This time of year is a great time to enjoy outdoor activities. Whether it's getting out on the water for some fishing or hopping on the open road for a camping trip, chances are you will be doing some towing... and while most of us know the basics of how to pull a trailer, there are still some important tips to keep in mind before hitting the road.

Here are six tips that will help to ensure a safe towing experience:

  1. Check your tires - It's important to check both your trailer and your vehicle's tire pressure before embarking on a towing trip, especially if you plan to travel a long distance. Tires that are not properly inflated can negatively affect handling. Low tire pressure also creates more resistance, which causes the engine to work harder and consume more fuel. It can even increase tire temperatures and contribute to a blow-out. Always check the speed rating and proper inflation pressure for your tires to make sure you don’t exceed either one while on the road.
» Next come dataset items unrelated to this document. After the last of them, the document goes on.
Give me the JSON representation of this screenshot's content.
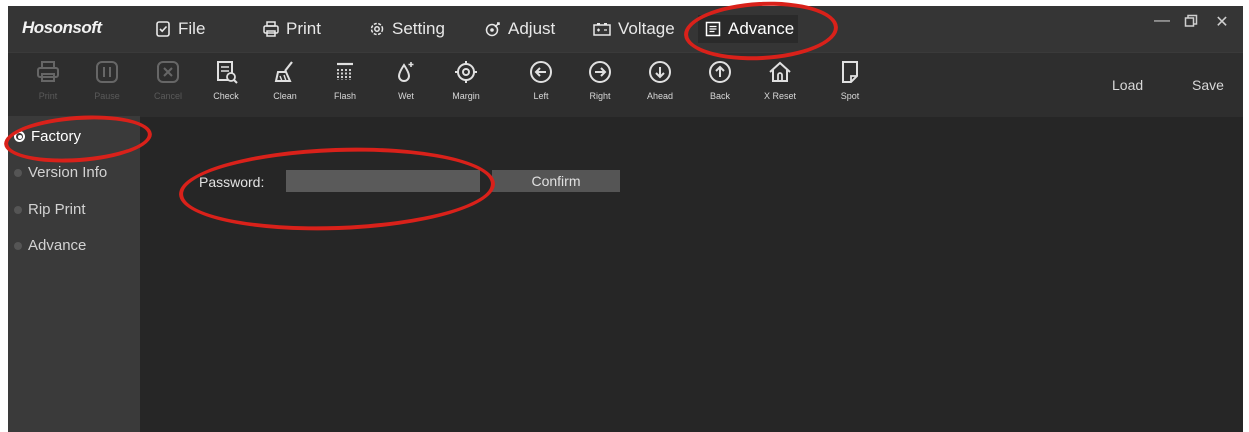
{
  "app": {
    "logo": "Hosonsoft"
  },
  "menus": [
    {
      "label": "File",
      "icon": "file-check-icon"
    },
    {
      "label": "Print",
      "icon": "printer-icon"
    },
    {
      "label": "Setting",
      "icon": "gear-icon"
    },
    {
      "label": "Adjust",
      "icon": "adjust-icon"
    },
    {
      "label": "Voltage",
      "icon": "battery-icon"
    },
    {
      "label": "Advance",
      "icon": "document-icon",
      "active": true
    }
  ],
  "window_controls": [
    "minimize-icon",
    "restore-icon",
    "close-icon"
  ],
  "toolbar": {
    "items": [
      {
        "label": "Print",
        "icon": "printer-icon",
        "enabled": false
      },
      {
        "label": "Pause",
        "icon": "pause-icon",
        "enabled": false
      },
      {
        "label": "Cancel",
        "icon": "cancel-icon",
        "enabled": false
      },
      {
        "label": "Check",
        "icon": "check-document-icon",
        "enabled": true
      },
      {
        "label": "Clean",
        "icon": "brush-icon",
        "enabled": true
      },
      {
        "label": "Flash",
        "icon": "flash-grid-icon",
        "enabled": true
      },
      {
        "label": "Wet",
        "icon": "droplet-icon",
        "enabled": true
      },
      {
        "label": "Margin",
        "icon": "target-icon",
        "enabled": true
      },
      {
        "label": "Left",
        "icon": "arrow-left-icon",
        "enabled": true
      },
      {
        "label": "Right",
        "icon": "arrow-right-icon",
        "enabled": true
      },
      {
        "label": "Ahead",
        "icon": "arrow-down-icon",
        "enabled": true
      },
      {
        "label": "Back",
        "icon": "arrow-up-icon",
        "enabled": true
      },
      {
        "label": "X Reset",
        "icon": "home-icon",
        "enabled": true
      },
      {
        "label": "Spot",
        "icon": "page-icon",
        "enabled": true
      }
    ],
    "load_label": "Load",
    "save_label": "Save"
  },
  "sidebar": {
    "items": [
      {
        "label": "Factory",
        "active": true
      },
      {
        "label": "Version Info",
        "active": false
      },
      {
        "label": "Rip Print",
        "active": false
      },
      {
        "label": "Advance",
        "active": false
      }
    ]
  },
  "factory": {
    "password_label": "Password:",
    "password_value": "",
    "confirm_label": "Confirm"
  },
  "colors": {
    "annotation": "#d9211a",
    "background": "#262626",
    "menubar": "#353535",
    "sidebar": "#3a3a3a"
  }
}
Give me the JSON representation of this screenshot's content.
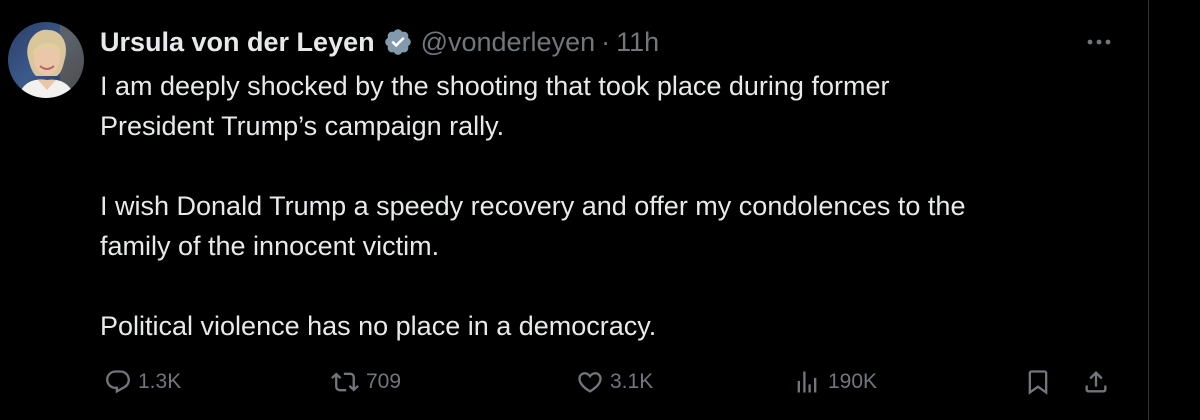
{
  "user": {
    "display_name": "Ursula von der Leyen",
    "handle": "@vonderleyen",
    "separator": "·",
    "time": "11h",
    "avatar_icon": "profile-photo",
    "verified_icon": "verified-badge-icon"
  },
  "tweet": {
    "paragraphs": [
      "I am deeply shocked by the shooting that took place during former President Trump’s campaign rally.",
      "I wish Donald Trump a speedy recovery and offer my condolences to the family of the innocent victim.",
      "Political violence has no place in a democracy."
    ],
    "lines": [
      "I am deeply shocked by the shooting that took place during former",
      "President Trump’s campaign rally.",
      "I wish Donald Trump a speedy recovery and offer my condolences to the",
      "family of the innocent victim.",
      "Political violence has no place in a democracy."
    ]
  },
  "actions": {
    "reply": {
      "icon": "reply-icon",
      "count": "1.3K"
    },
    "repost": {
      "icon": "repost-icon",
      "count": "709"
    },
    "like": {
      "icon": "heart-icon",
      "count": "3.1K"
    },
    "views": {
      "icon": "views-icon",
      "count": "190K"
    },
    "bookmark": {
      "icon": "bookmark-icon"
    },
    "share": {
      "icon": "share-icon"
    },
    "more": {
      "icon": "more-icon"
    }
  },
  "colors": {
    "background": "#000000",
    "text": "#e7e9ea",
    "secondary": "#71767b",
    "verified": "#829aab",
    "border": "#2f3336"
  }
}
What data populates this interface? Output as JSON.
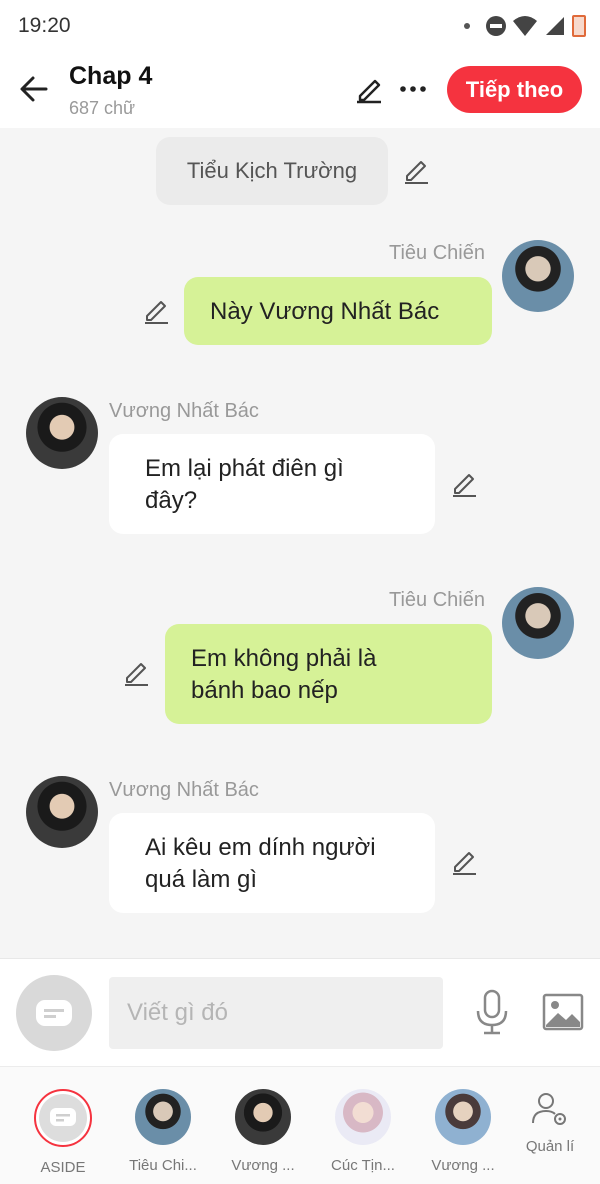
{
  "status_bar": {
    "time": "19:20"
  },
  "header": {
    "title": "Chap 4",
    "subtitle": "687 chữ",
    "next_label": "Tiếp theo"
  },
  "chat": {
    "narration": "Tiểu Kịch Trường",
    "messages": [
      {
        "speaker": "Tiêu Chiến",
        "side": "right",
        "text_lines": [
          "Này Vương Nhất Bác"
        ]
      },
      {
        "speaker": "Vương Nhất Bác",
        "side": "left",
        "text_lines": [
          "Em lại phát điên gì",
          "đây?"
        ]
      },
      {
        "speaker": "Tiêu Chiến",
        "side": "right",
        "text_lines": [
          "Em không phải là",
          "bánh bao nếp"
        ]
      },
      {
        "speaker": "Vương Nhất Bác",
        "side": "left",
        "text_lines": [
          "Ai kêu em dính người",
          "quá làm gì"
        ]
      }
    ]
  },
  "input": {
    "placeholder": "Viết gì đó"
  },
  "characters": [
    {
      "label": "ASIDE"
    },
    {
      "label": "Tiêu Chi..."
    },
    {
      "label": "Vương ..."
    },
    {
      "label": "Cúc Tịn..."
    },
    {
      "label": "Vương ..."
    }
  ],
  "manage_label": "Quản lí",
  "colors": {
    "accent": "#f5333f",
    "right_bubble": "#d6f297",
    "left_bubble": "#ffffff"
  }
}
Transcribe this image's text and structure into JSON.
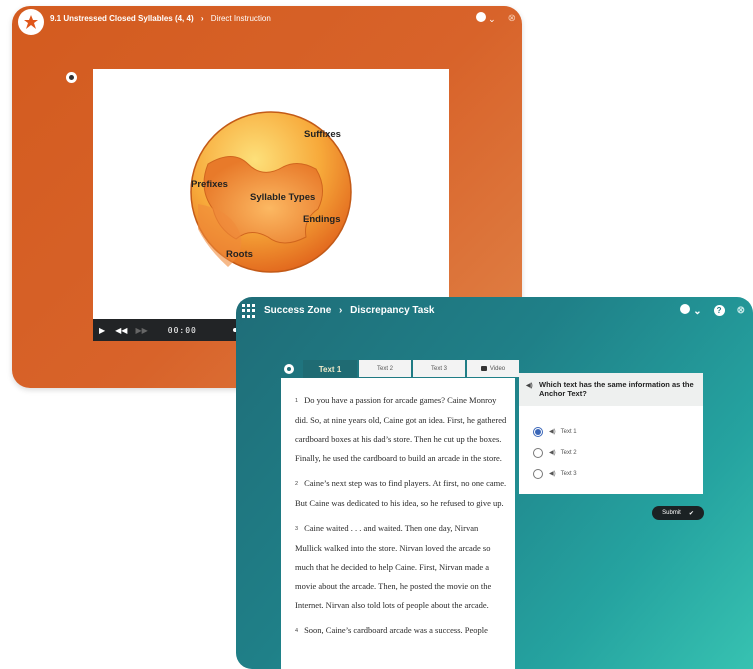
{
  "lesson_window": {
    "breadcrumb_title": "9.1 Unstressed Closed Syllables (4, 4)",
    "breadcrumb_section": "Direct Instruction",
    "puzzle_labels": {
      "suffixes": "Suffixes",
      "prefixes": "Prefixes",
      "syllable_types": "Syllable Types",
      "endings": "Endings",
      "roots": "Roots"
    },
    "video": {
      "time": "00:00"
    },
    "colors": {
      "background": "#d35b1f",
      "slide": "#ffffff"
    }
  },
  "task_window": {
    "breadcrumb_title": "Success Zone",
    "breadcrumb_section": "Discrepancy Task",
    "tabs": [
      {
        "label": "Text 1",
        "active": true
      },
      {
        "label": "Text 2",
        "active": false
      },
      {
        "label": "Text 3",
        "active": false
      },
      {
        "label": "Video",
        "active": false,
        "icon": "video-icon"
      }
    ],
    "paragraphs": [
      {
        "num": "1",
        "text": "Do you have a passion for arcade games? Caine Monroy did. So, at nine years old, Caine got an idea. First, he gathered cardboard boxes at his dad’s store. Then he cut up the boxes. Finally, he used the cardboard to build an arcade in the store."
      },
      {
        "num": "2",
        "text": "Caine’s next step was to find players. At first, no one came. But Caine was dedicated to his idea, so he refused to give up."
      },
      {
        "num": "3",
        "text": "Caine waited . . . and waited. Then one day, Nirvan Mullick walked into the store. Nirvan loved the arcade so much that he decided to help Caine. First, Nirvan made a movie about the arcade. Then, he posted the movie on the Internet. Nirvan also told lots of people about the arcade."
      },
      {
        "num": "4",
        "text": "Soon, Caine’s cardboard arcade was a success. People"
      }
    ],
    "question": "Which text has the same information as the Anchor Text?",
    "options": [
      {
        "label": "Text 1",
        "selected": true
      },
      {
        "label": "Text 2",
        "selected": false
      },
      {
        "label": "Text 3",
        "selected": false
      }
    ],
    "submit_label": "Submit",
    "colors": {
      "header": "#1f6b73",
      "accent": "#37c2b1",
      "selected": "#3a66b8"
    }
  }
}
  1. Check your brakes – While smaller trailers don’t always require or need brakes, most large trailers will come with a braking system to assist the tow vehicle in slowing down the trailer when coming to a stop. Whether you have electric or hydraulic brakes installed on your trailer, it is important to make sure they are working properly and that the emergency “breakaway” cable is attached to your tow vehicle. This cable is designed to trigger the brakes on the trailer In the event that your trailer somehow becomes disconnected from your vehicle.
  1. Check your lights – When towing, your vehicles tail lights can often become obstructed by your trailer especially when pulling a larger trailer. That is why it is very important to have working trailer lights. Without them, other vehicles might not see your trailer, especially at night and could cause an accident. The easiest way to check your lights is to have a friend stand behind the trailer when it’s attached to the vehicle and with it in park, try the turn signals, tail lights, and brake lights to make sure they are working properly.
  2. Stay within your weight rating limits – Make sure your vehicle is capable of handling the weight of your trailer and that it is within the specific towing capacity weight limits that it is rated for. Exceeding the maximum towing capacity can cause dangerous handling, poor braking performance, and damage to your vehicle’s engine or suspension. In addition to your vehicles towing capacity, make sure your trailer hitch is capable of handling your trailers loaded weight. Your trailer hitch should be labeled with the maximum trailer and tongue weight capacity that it can handle.
  1. Pack your cargo properly - Since we have already established that it is very important to make sure your trailer is within your maximum towing capacity, we should also mention that it is just as important to pack your cargo in a way that distributes the weight properly. As a rule of thumb, you typically want around 60% of the trailers load placed over the front half of the trailer and you should also distribute that weight in a way that results in a tongue weight of around 10-15% of the total loaded trailer weight. Make sure the weight is also distributed evenly on the left and right sides of the trailer. Once you are satisfied with how your trailer is packed, secure the cargo to prevent it from shifting while in transit. A trailer with properly distributed weight, should tow smoothly with minimal sway. If you do have cargo that can’t be distributed in a way that meets the specifications listed above, you can always add a weight distribution system to your trailer. This will help to properly align your trailer weight for safe and smooth towing.
  1. Adjust Your Mirrors - After everything else is inspected and you are ready to hit the road, your final safely tip is to check your mirrors. Make sure your side view mirrors are adjusted to create a clear view that extends to the end of the trailer. Some vehicle manufacturers offer specifically designed mirrors for towing that expand the mirror’s field of vision.